New Siri Debuts: How to Try Siri AI on Your iPhone

New Siri Debuts: How to Try Siri AI on Your iPhone

I watched the progress bar inch forward while my colleague Raymond Wong dropped a one-line verdict in Slack: Apple f*cking did it. The room went quiet as the notification landed—this felt less like a software update and more like an exam grade finally posted. You can almost hear the entire internet leaning in.

I’m going to walk you through what actually happens if you want to try Siri AI, what to expect while you wait, and which devices matter. You’ll get first-hand steps, a few caution flags, and the context you need to decide whether to install an in-development OS on your phone.

People on social media are reporting wait times and small wins

During the developer beta, Reddit threads showed people sitting on the Siri AI waitlist for days—sometimes nearly two weeks—before they were granted access. That tells you two things: Apple is throttling access tightly, and the experience is being rolled out gradually rather than pushed to every device at once.

Will Siri AI install itself automatically on my phone?

No.

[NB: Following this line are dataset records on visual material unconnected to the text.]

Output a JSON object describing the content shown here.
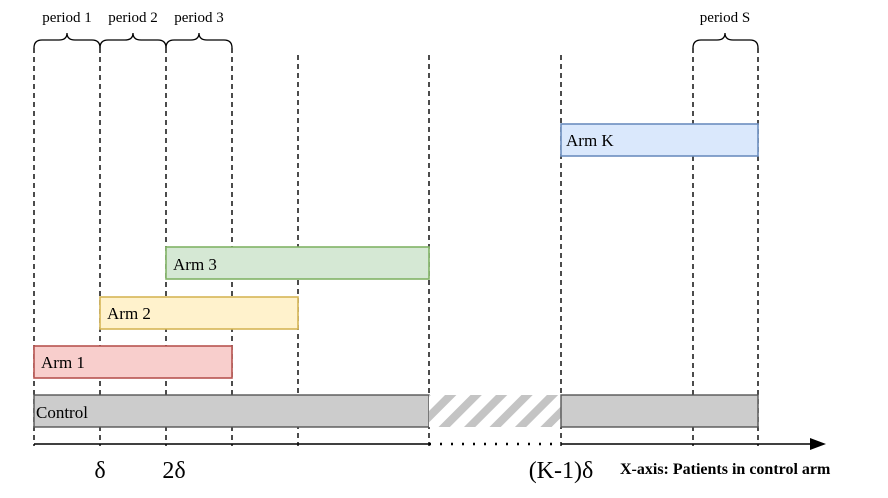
{
  "periods": {
    "p1": "period 1",
    "p2": "period 2",
    "p3": "period 3",
    "pS": "period S"
  },
  "arms": {
    "arm_k": {
      "label": "Arm K",
      "fill": "#dae8fc",
      "stroke": "#6c8ebf"
    },
    "arm_3": {
      "label": "Arm 3",
      "fill": "#d5e8d4",
      "stroke": "#82b366"
    },
    "arm_2": {
      "label": "Arm 2",
      "fill": "#fff2cc",
      "stroke": "#d6b656"
    },
    "arm_1": {
      "label": "Arm 1",
      "fill": "#f8cecc",
      "stroke": "#b85450"
    },
    "control": {
      "label": "Control",
      "fill": "#cccccc",
      "stroke": "#555555"
    }
  },
  "axis": {
    "tick_delta": "δ",
    "tick_2delta": "2δ",
    "tick_k_minus_1_delta": "(K-1)δ",
    "x_label": "X-axis: Patients in control arm"
  }
}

Nothing sneaks onto your phone while you sleep. You have to enroll in Apple’s beta program, install the iOS 27 beta, and then opt into the Siri AI waitlist. If you prefer a hands-off summary: install the public beta and wait for Apple to push you into the new assistant through a notification.

Checking compatibility is quick and visible on Apple’s beta pages

Alex Perry at Mashable and a pile of official Apple pages list which devices get the full Siri AI treatment—spoiler: it’s concentrated on the newer hardware. The practical upshot is that an iPhone 15 Pro or later is required for the full feature set; older iPhones will see smaller changes, if any.

Which iPhones are compatible with Siri AI?

The short answer: full Siri AI features require an iPhone 15 Pro or newer. You can confirm device eligibility on the Apple Beta Software Program page or on coverage by outlets like Mashable and TechCrunch.

Your phone will still have the old Siri while you wait

After you install iOS 27 Public Beta, nothing dramatic happens immediately—old Siri remains available until Apple invites you into the new assistant. To get on the list go to Settings > Apple Intelligence & Siri > Try New Siri. Then you get a push notification when your turn comes up.

How do I join the Siri AI waitlist?

Enroll in Apple’s beta program on the Apple Beta Software Program site. Then open Settings > General > Software Update > Beta Updates and choose iOS 27 Public Beta. After the install, opt into the Siri waitlist under Apple Intelligence & Siri.

Regional rules and language limits are already shaping who gets access

Apple has delayed Siri AI in the E.U. due to the Digital Markets Act, and Apple’s newsroom confirms that the feature won’t be available there at launch. TechCrunch also reports that the initial public beta offers Siri AI only in English. That means your location and language set are as important as your phone model.

Apple also pushed developer betas earlier, which explains why Reddit threads from testers are the best early indicator of how long the queue moves. If you like to follow reporters, Raymond Wong’s early reaction and Alex Perry’s compatibility breakdown are good starting points.

You trigger Siri AI the same ways you’ve always triggered Siri

There are three ways to call it: say "Hey Siri", say "Siri", or press the side button. If you prefer typing, the new Siri also lives inside a dedicated app that works like an AI chatbot.

The experience itself landed in tests quietly but effectively; when people finally get the new assistant, many say the responses are more contextual and less robotic. The rollout feels cautious—a filtered faucet rather than a flood—and that’s intentional.

The waitlist acts like a slow-moving queue at an overbooked café. When your number is called, you’ll get a push notification and a short guided tour. Expect bugs: this is beta software, which means features can be janky and the occasional crash is part of the bargain.

The new Siri itself, for those who’ve seen it, hits conversational beats differently—more follow-up-friendly, better at keeping personal context, and less likely to default to “I’m sorry, I don’t know that.” It feels like a fuse finally lit in a long-dark corridor of Apple’s assistant history.

If you plan to try it, back up your device before installing the public beta; that’s the prudent step Apple recommends and it’s easy to do through iCloud or Finder. If you’re on the fence because you can’t tolerate instability on your primary device, wait until the wider rollout.

So: will you join the beta and wait for Apple’s invite, or will you sit out and let others be the canaries in the iOS beta mines?